Homicides et violence armée

L’année 2021 aura aussi été marquée par une augmentation du nombre d’homicides par rapport à 2019 et à 2020 : 81 en date du 20 décembre, dont 43 morts par arme à feu (malgré une diminution du nombre total de fusillades cette année).

Le chef Ramer estime que la vaste majorité des fusillades demeurent liées aux gangs de rue et croit que les médias sociaux nourrissent la violence entre les gangs.

Ils vont à certains endroits dans la communauté et ils tirent de façon aléatoire, en direction des gens qui se trouvent là. On voit ça de plus en plus souvent et c’est très troublant.

Il souligne que la police de Toronto peut maintenant compter sur sa nouvelle équipe centralisée de réponse aux fusillades, devenue permanente en 2021 après une année pilote en 2020. Nous avons eu plus de succès pour ce qui est d’arrêter et de traduire en justice les individus impliqués dans ces fusillades. C’était difficile avant, lorsque le travail était partagé entre 17 divisions, qui travaillaient parfois de façon isolée.

James Ramer estime que le programme des agents de quartier demeure tout aussi essentiel pour tisser des liens avec les communautés touchées par les violences armées, pour assurer une présence, pour rebâtir la confiance et pour faire de la prévention. L'accroissement des effectifs d’agents de quartier est d’ailleurs une de ses priorités pour 2022.

Crimes haineux et opioïdes

Parmi ses autres priorités, James Ramer veut également s’attaquer à l'augmentation du nombre de crimes haineux dans la Ville Reine et y affecter plus de personnel.

Le chef de police a également commenté la crise des opioïdes. La Ville a demandé au fédéral d’approuver la décriminalisation de la possession simple de drogues à Toronto, une requête que James Ramer appuie.

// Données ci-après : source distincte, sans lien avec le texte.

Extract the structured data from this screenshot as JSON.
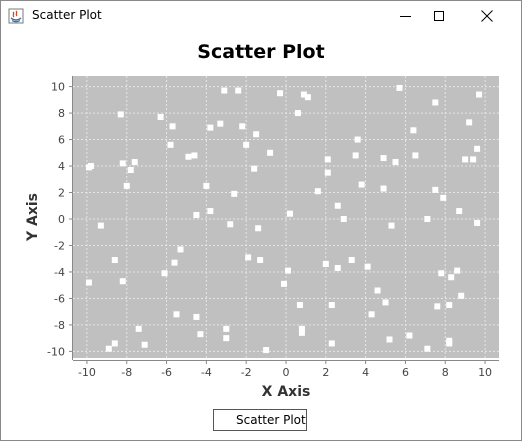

Nous croyons à la décriminalisation. Et, en fait, on n’accuse tout simplement plus les individus pour possession simple depuis novembre 2020. Mais malgré cela, le nombre d'appels augmente toujours, et le nombre de décès aussi. Pour ce qui est des appels pour lesquels la police de Toronto a été impliquée, entre 2019 et novembre 2021 il y en a eu 1300 de plus. Et la police n’intervient pas tout le temps.

Toutefois, poursuit-il, de notre point de vue, ça doit s’accompagner de services complémentaires bien financés, des services de traitement, et il faut également avoir un approvisionnement en drogues sûr et réglementé, parce que le fentanyl qui est dans la rue, c’est ça qui contribue aux décès, et c'est tout un problème.